The firm, currently in talks with Sipchem over a possible merger, made a profit of 99.9m Saudi riyal (SR) ($26.6 m) in the opening three months of 2014, compared with SR125.4m in the same period last year, Sahara said in a bourse filing.
“Profit margins dropped as sales quantities fell because of the planned shutdown of ALWAHA plant, something the company had already announced at the time of the shutdown,” it said in a brief statement.
The firm’s first-quarter gross profit fell by 26.23% year on year to SR57.1m while operating profit fell 58% year on year to SR 17.9 m.
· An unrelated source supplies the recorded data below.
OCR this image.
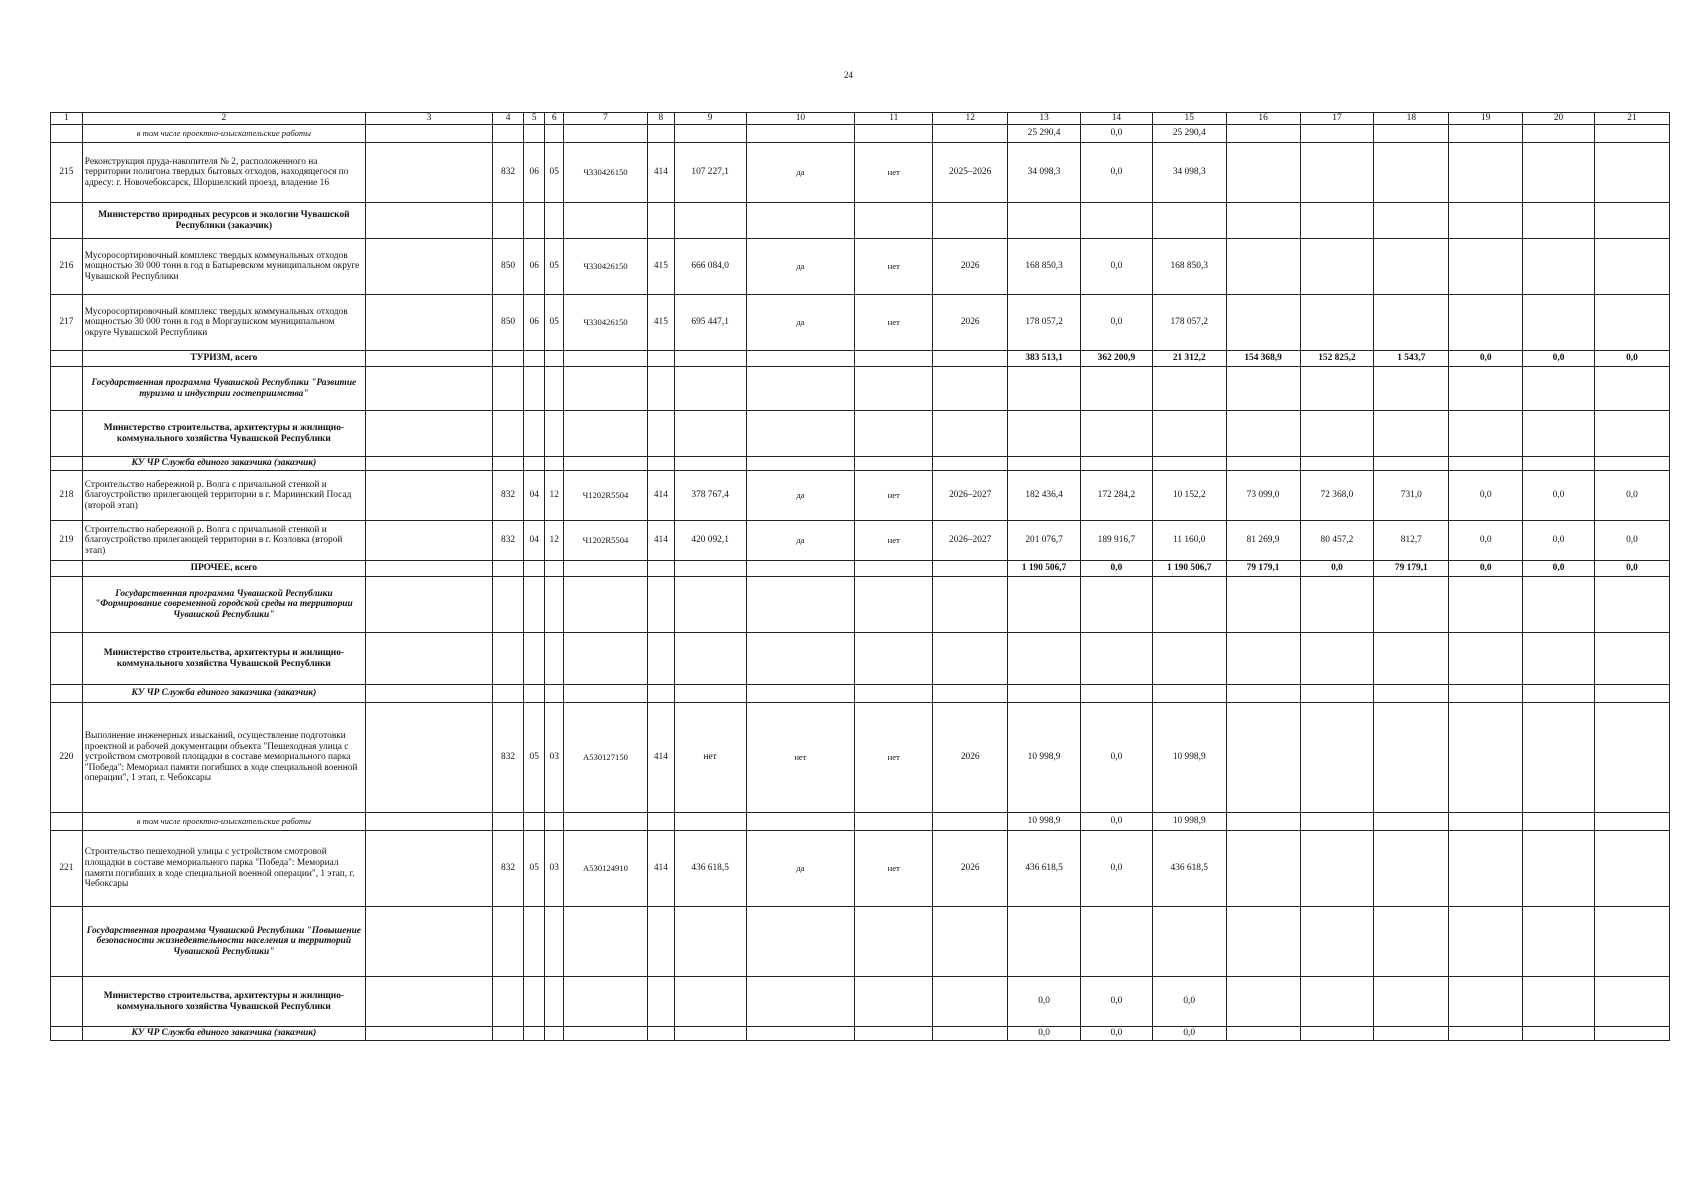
24
1	2	3	4	5	6	7	8	9	10	11	12	13	14	15	16	17	18	19	20	21
	в том числе проектно-изыскательские работы											25 290,4	0,0	25 290,4						
215	Реконструкция пруда-накопителя № 2, расположенного на территории полигона твердых бытовых отходов, находящегося по адресу: г. Новочебоксарск, Шоршелский проезд, владение 16		832	06	05	Ч330426150	414	107 227,1	да	нет	2025–2026	34 098,3	0,0	34 098,3						
	Министерство природных ресурсов и экологии Чувашской Республики (заказчик)																			
216	Мусоросортировочный комплекс твердых коммунальных отходов мощностью 30 000 тонн в год в Батыревском муниципальном округе Чувашской Республики		850	06	05	Ч330426150	415	666 084,0	да	нет	2026	168 850,3	0,0	168 850,3						
217	Мусоросортировочный комплекс твердых коммунальных отходов мощностью 30 000 тонн в год в Моргаушском муниципальном округе Чувашской Республики		850	06	05	Ч330426150	415	695 447,1	да	нет	2026	178 057,2	0,0	178 057,2						
	ТУРИЗМ, всего											383 513,1	362 200,9	21 312,2	154 368,9	152 825,2	1 543,7	0,0	0,0	0,0
	Государственная программа Чувашской Республики "Развитие туризма и индустрии гостеприимства"																			
	Министерство строительства, архитектуры и жилищно-коммунального хозяйства Чувашской Республики																			
	КУ ЧР Служба единого заказчика (заказчик)																			
218	Строительство набережной р. Волга с причальной стенкой и благоустройство прилегающей территории в г. Мариинский Посад (второй этап)		832	04	12	Ч1202R5504	414	378 767,4	да	нет	2026–2027	182 436,4	172 284,2	10 152,2	73 099,0	72 368,0	731,0	0,0	0,0	0,0
219	Строительство набережной р. Волга с причальной стенкой и благоустройство прилегающей территории в г. Козловка (второй этап)		832	04	12	Ч1202R5504	414	420 092,1	да	нет	2026–2027	201 076,7	189 916,7	11 160,0	81 269,9	80 457,2	812,7	0,0	0,0	0,0
	ПРОЧЕЕ, всего											1 190 506,7	0,0	1 190 506,7	79 179,1	0,0	79 179,1	0,0	0,0	0,0
	Государственная программа Чувашской Республики "Формирование современной городской среды на территории Чувашской Республики"																			
	Министерство строительства, архитектуры и жилищно-коммунального хозяйства Чувашской Республики																			
	КУ ЧР Служба единого заказчика (заказчик)																			
220	Выполнение инженерных изысканий, осуществление подготовки проектной и рабочей документации объекта "Пешеходная улица с устройством смотровой площадки в составе мемориального парка "Победа": Мемориал памяти погибших в ходе специальной военной операции", 1 этап, г. Чебоксары		832	05	03	А530127150	414	нет	нет	нет	2026	10 998,9	0,0	10 998,9						
	в том числе проектно-изыскательские работы											10 998,9	0,0	10 998,9						
221	Строительство пешеходной улицы с устройством смотровой площадки в составе мемориального парка "Победа": Мемориал памяти погибших в ходе специальной военной операции", 1 этап, г. Чебоксары		832	05	03	А530124910	414	436 618,5	да	нет	2026	436 618,5	0,0	436 618,5						
	Государственная программа Чувашской Республики "Повышение безопасности жизнедеятельности населения и территорий Чувашской Республики"																			
	Министерство строительства, архитектуры и жилищно-коммунального хозяйства Чувашской Республики											0,0	0,0	0,0						
	КУ ЧР Служба единого заказчика (заказчик)											0,0	0,0	0,0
Sahara said that the company had also incurred non-recurring costs on studies related to the proposed merger with Sipchem, which further reduced company profit by approximately SR8.3m.
Last July, Sipchem and Sahara entered into a non-binding agreement to conduct a feasibility study on the proposed merger. Later in December the two companies signed a memorandum of understanding to consider the feasibility of the deal.
Sahara makes propylene, polypropylene, ethylene and polyethylene.